Da gusto encontrar nuevos hallazgos literarios, nuevos mundos de ficción en los que sumergirse. Sobre todo a partir de cierta edad en la que cuesta recuperar el entusiasmo. A veces la literatura, como el mundo, nos parece un lugar demasiado transitado, un exceso de voces donde ya estuviera todo dicho. Y en esa desidia apareció, a comienzos del último verano, Quienes se marchan de Omelas, un relato de Ursula K. Le Guin recién publicado en edición ilustrada por Nórdica. Su lectura resultó impactante, un puñetazo en el estómago, un zarandeo que me obligaba a despertar del sueño de la razón. El siguiente paso era aquel que siempre postergaba: de Un mago de Terramar no sabía nada, apenas las difusas recomendaciones de dos amigos que lo habían disfrutado en la juventud. En la era del hype y del spoiler, de las polémicas preventivas, del vamos a contarlo todo para no dejar nada a la imaginación del lector o espectador, zambullirme en las aguas de Terramar sin haber leído siquiera la contraportada fue un lujo para mí, el paradigma del menos es más.
Un mago de Terramar es la obra principal en literatura fantástica de Le Guin, escrita en 1968, todavía en la estela del éxito original de El Señor de los Anillos de Tolkien. Sin entrar en demasiadas comparaciones, la obra de la escritora estadounidense nos presenta también un universo de ficción que se va desplegando ante los ojos del lector, con hechiceros y dragones, viajes a lugares maravillosos, un pasado remoto de héroes legendarios, y una geografía y unos pobladores muy diversos. La gran diferencia es sin duda el ámbito donde se desarrolla la épica: en las historias de Terramar apenas se describen enfrentamientos bélicos, y los grandes combates se libran en el interior de los protagonistas. Casi todo lo que ocurre tiene un alto grado de simbolismo, en consonancia con la tradición mística oriental. Y en ese propósito de la autora para crear una fantasía medieval con elementos ajenos a la tradición europea destaca también el color de piel de Gavilán, el aprendiz de mago que abre el primer volumen de la saga y vehicula el resto. Para el segundo libro, Las tumbas de Atuan, Le Guin reserva el papel principal a una mujer, aprendiz de sacerdotisa, para equilibrar la escasa y estereotipada presencia de mujeres en la primera entrega. Se echa de menos, en las dos novelas iniciales, un mayor repertorio de personajes y de situaciones que espero ir encontrando más adelante. Tengo pendiente todavía la lectura de los cuatro libros restantes de la saga, pero ya me reconozco como un habitante más de las islas de Terramar, como lo he sido siempre de la Tierra Media, y me dejo llevar por su fabulosa magia basada en las palabras, y en el nombre verdadero de las cosas.
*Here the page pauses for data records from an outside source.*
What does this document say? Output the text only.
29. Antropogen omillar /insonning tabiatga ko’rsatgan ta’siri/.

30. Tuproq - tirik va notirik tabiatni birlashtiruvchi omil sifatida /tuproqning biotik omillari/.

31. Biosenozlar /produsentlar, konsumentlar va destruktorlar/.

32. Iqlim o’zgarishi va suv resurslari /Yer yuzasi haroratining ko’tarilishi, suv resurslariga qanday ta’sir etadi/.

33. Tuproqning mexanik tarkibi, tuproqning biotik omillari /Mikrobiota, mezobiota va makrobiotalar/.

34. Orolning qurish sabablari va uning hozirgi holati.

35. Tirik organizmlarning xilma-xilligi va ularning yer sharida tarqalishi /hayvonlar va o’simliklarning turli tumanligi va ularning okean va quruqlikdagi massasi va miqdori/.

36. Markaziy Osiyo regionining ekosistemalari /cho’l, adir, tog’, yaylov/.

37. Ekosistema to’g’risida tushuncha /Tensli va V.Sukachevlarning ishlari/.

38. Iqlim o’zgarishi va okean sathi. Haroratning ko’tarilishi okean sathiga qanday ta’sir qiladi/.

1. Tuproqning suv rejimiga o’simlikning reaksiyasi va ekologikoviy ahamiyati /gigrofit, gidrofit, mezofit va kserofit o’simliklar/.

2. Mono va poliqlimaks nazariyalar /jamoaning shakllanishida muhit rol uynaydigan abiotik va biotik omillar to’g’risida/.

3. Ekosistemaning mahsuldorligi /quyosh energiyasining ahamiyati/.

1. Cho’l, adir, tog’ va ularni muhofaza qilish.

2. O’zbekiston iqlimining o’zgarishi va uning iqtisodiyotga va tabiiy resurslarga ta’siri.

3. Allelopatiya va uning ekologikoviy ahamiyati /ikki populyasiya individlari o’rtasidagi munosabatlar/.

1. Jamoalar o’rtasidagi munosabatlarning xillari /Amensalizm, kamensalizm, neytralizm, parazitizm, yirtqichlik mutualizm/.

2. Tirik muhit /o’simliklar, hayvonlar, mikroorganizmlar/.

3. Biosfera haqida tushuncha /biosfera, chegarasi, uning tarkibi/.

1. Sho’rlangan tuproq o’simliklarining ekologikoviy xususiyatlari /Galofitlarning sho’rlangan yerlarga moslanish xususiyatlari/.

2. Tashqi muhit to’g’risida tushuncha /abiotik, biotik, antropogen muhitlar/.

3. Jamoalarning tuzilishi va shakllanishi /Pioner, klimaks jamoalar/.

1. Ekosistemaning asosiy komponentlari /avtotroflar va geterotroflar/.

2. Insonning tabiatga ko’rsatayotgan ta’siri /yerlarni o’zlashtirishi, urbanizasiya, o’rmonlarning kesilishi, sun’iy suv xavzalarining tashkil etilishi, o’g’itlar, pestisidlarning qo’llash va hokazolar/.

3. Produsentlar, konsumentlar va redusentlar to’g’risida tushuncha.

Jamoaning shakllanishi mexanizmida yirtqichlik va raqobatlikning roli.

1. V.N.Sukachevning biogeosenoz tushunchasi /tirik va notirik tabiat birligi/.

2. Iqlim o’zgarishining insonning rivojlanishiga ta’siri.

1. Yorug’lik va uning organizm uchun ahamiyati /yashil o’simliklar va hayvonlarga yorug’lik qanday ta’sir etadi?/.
Sobre Ursula K. Le Guin, cuya obra se ramifica en ensayos, cuentos, poemarios y en novelas señeras de la ciencia-ficción como Los desposeídos o El nombre del mundo es Bosque, se podría decir mucho en favor de su visión honda y radical del mundo, y en especial de su afán por impugnar lo establecido. Basta recordar un fragmento de su discurso de 2014 al ser premiada por la National Book Foundation: “Vivimos en el capitalismo. Su poder parece ineludible. También lo parecía el derecho divino de los reyes. Cualquier poder humano puede ser resistido y cambiado por seres humanos. La resistencia y el cambio suelen comenzar en el arte, y muy a menudo en nuestro arte, el arte de las palabras”.